The Commerce Department reported earlier this morning that housing starts had just increased slightly in August, coming in at an annualized rate of 891,000 homes. Expectations had been for a gain to 915,000 homes. Worse, the initially estimated July starts number of 896,000 homes was revised down to 883,000 units.

However, the latest number was still 19% above the August, 2012 starts level of 749,000 homes. The slowing month-to-month pace, meanwhile, was mainly focused on the multi-family sector, where such units fell last month, coming in at an annual rate of 252,000 homes down from the prior month's estimated total of 278,000 homes.

As to building permits, they declined last month, falling from July's unadjusted 954,000 homes to 918,000 units in August.

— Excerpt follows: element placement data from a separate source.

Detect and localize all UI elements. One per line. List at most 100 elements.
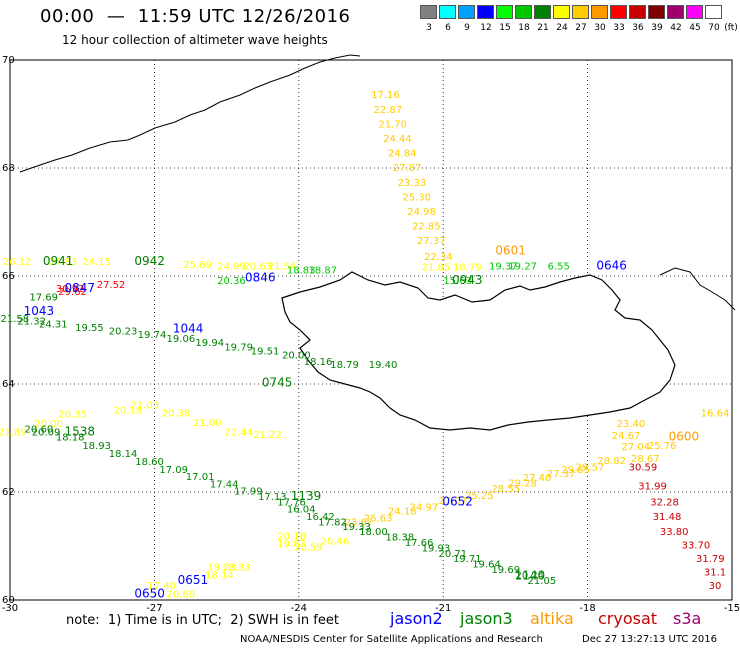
pass-time-label: 1043 [24,304,55,318]
swh-value: 17.76 [277,498,306,509]
lat-tick: 62 [2,487,15,498]
swh-value: 28.55 [491,484,520,495]
swh-value: 28.82 [597,456,626,467]
lat-tick: 68 [2,163,15,174]
swh-value: 26.12 [3,257,32,268]
swh-value: 17.40 [147,581,176,592]
swh-value: 29.85 [561,465,590,476]
swh-value: 17.82 [318,517,347,528]
pass-time-label: 0601 [495,243,526,257]
legend-swatch [496,5,513,19]
swh-value: 15.63 [443,276,472,287]
swh-value: 18.38 [386,533,415,544]
swh-value: 20.18 [114,406,143,417]
swh-value: 20.71 [439,549,468,560]
swh-value: 32.28 [650,498,679,509]
lon-tick: -21 [435,603,451,614]
swh-value: 25.63 [364,514,393,525]
swh-value: 27.07 [439,496,468,507]
legend-value: 15 [499,23,511,33]
legend-swatch [515,5,532,19]
swh-value: 23.33 [398,178,427,189]
generated-timestamp: Dec 27 13:27:13 UTC 2016 [582,634,717,645]
swh-value: 20.00 [34,419,63,430]
swh-value: 22.87 [374,105,403,116]
grid-lines [9,59,733,601]
swh-value: 21.32 [17,317,46,328]
pass-time-label: 0600 [669,430,700,444]
pass-time-label: 1139 [291,489,322,503]
swh-value: 20.35 [58,409,87,420]
iceland-coastline [281,271,676,431]
swh-value: 21.89 [0,427,27,438]
swh-value: 19.69 [491,565,520,576]
legend-value: 33 [613,23,625,33]
lon-tick: -18 [579,603,595,614]
legend-value: 30 [594,23,606,33]
swh-value: 31.48 [653,512,682,523]
swh-value: 20.38 [162,408,191,419]
swh-value: 18.14 [109,449,138,460]
swh-value: 29.28 [508,479,537,490]
lon-tick: -24 [291,603,307,614]
swh-value: 18.14 [205,570,234,581]
swh-value: 25.25 [465,491,494,502]
legend-value: 36 [632,23,644,33]
legend-swatch [667,5,684,19]
swh-value: 19.94 [195,338,224,349]
swh-value: 27.87 [393,163,422,174]
lat-tick: 64 [2,379,15,390]
legend-swatch [477,5,494,19]
swh-value: 19.23 [207,562,236,573]
axis-ticks: -30 -27 -24 -21 -18 -15 70 68 66 64 62 60 [2,55,740,614]
legend-swatch [591,5,608,19]
swh-value: 21.70 [378,120,407,131]
swh-value: 25.76 [648,441,677,452]
swh-value: 16.64 [701,408,730,419]
swh-value: 24.84 [388,149,417,160]
legend-value: 42 [670,23,682,33]
swh-value: 18.16 [304,357,333,368]
swh-value: 33.70 [682,541,711,552]
swh-value: 18.33 [222,562,251,573]
lat-tick: 60 [2,595,15,606]
swh-value: 24.18 [388,507,417,518]
swh-value: 24.99 [217,262,246,273]
swh-value: 20.36 [217,276,246,287]
swh-value: 21.54 [268,262,297,273]
swh-value: 20.60 [167,589,196,600]
swh-value: 27.37 [547,469,576,480]
swh-value: 31.79 [696,554,725,565]
swh-value: 20.23 [109,326,138,337]
swh-value: 17.99 [234,487,263,498]
swh-value: 6.55 [548,262,570,273]
swh-value: 18.87 [309,265,338,276]
swh-value: 30.59 [629,462,658,473]
swh-value: 19.51 [251,346,280,357]
map-subtitle: 12 hour collection of altimeter wave hei… [62,33,328,47]
legend-value: 24 [556,23,568,33]
swh-value: 31.1 [704,568,726,579]
pass-time-label: 0650 [134,586,165,600]
swh-value: 20.46 [321,536,350,547]
coastline [19,54,736,431]
footer-note: note: 1) Time is in UTC; 2) SWH is in fe… [66,613,339,628]
legend-swatch [648,5,665,19]
legend-unit: (ft) [724,23,738,33]
swh-value: 17.01 [186,472,215,483]
legend-value: 39 [651,23,663,33]
greenland-coastline [19,54,361,173]
swh-value: 21.85 [422,263,451,274]
swh-value: 20.24 [516,570,545,581]
swh-value: 25.30 [402,192,431,203]
legend-value: 70 [708,23,720,33]
legend-value: 21 [537,23,549,33]
legend-value: 12 [480,23,492,33]
lon-tick: -15 [724,603,740,614]
pass-time-label: 0847 [65,281,96,295]
swh-value: 19.37 [489,262,518,273]
swh-value: 21.00 [193,418,222,429]
pass-time-label: 1538 [65,424,96,438]
swh-value: 33.80 [660,527,689,538]
swh-value: 27.40 [523,473,552,484]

A flattish reading had been the consensus forecast.

Importantly, the August permits number of 918,000 matched the lowest level since March when permits had come in at 890,000. Here, too, though, the latest number was up sharply from a year earlier when starts had totaled just 827,000 units.

As to housing starts, the 891,000 number was well down from the year's peak of 1,005,000 reached in March, but was also well above the year's low point, hit in June, when starts had totaled just 835,000 homes.

Breaking the report down by region, starts fell 8.2% in the Northeast and 3.3% in the Midwest, the country's two smallest regions, and dropped by 10.9% in the West, the second largest locale, gaining only in the South, with an imposing increase of 12.0% last month. 

Taken as a whole, the report was mildly disappointing. However, looked at another way, the flattening out in starts could serve to keep inventories in check and thereby provide some solid underpinning to prices.

 At the time of this article's writing, the author did not have positions in any of the companies mentioned.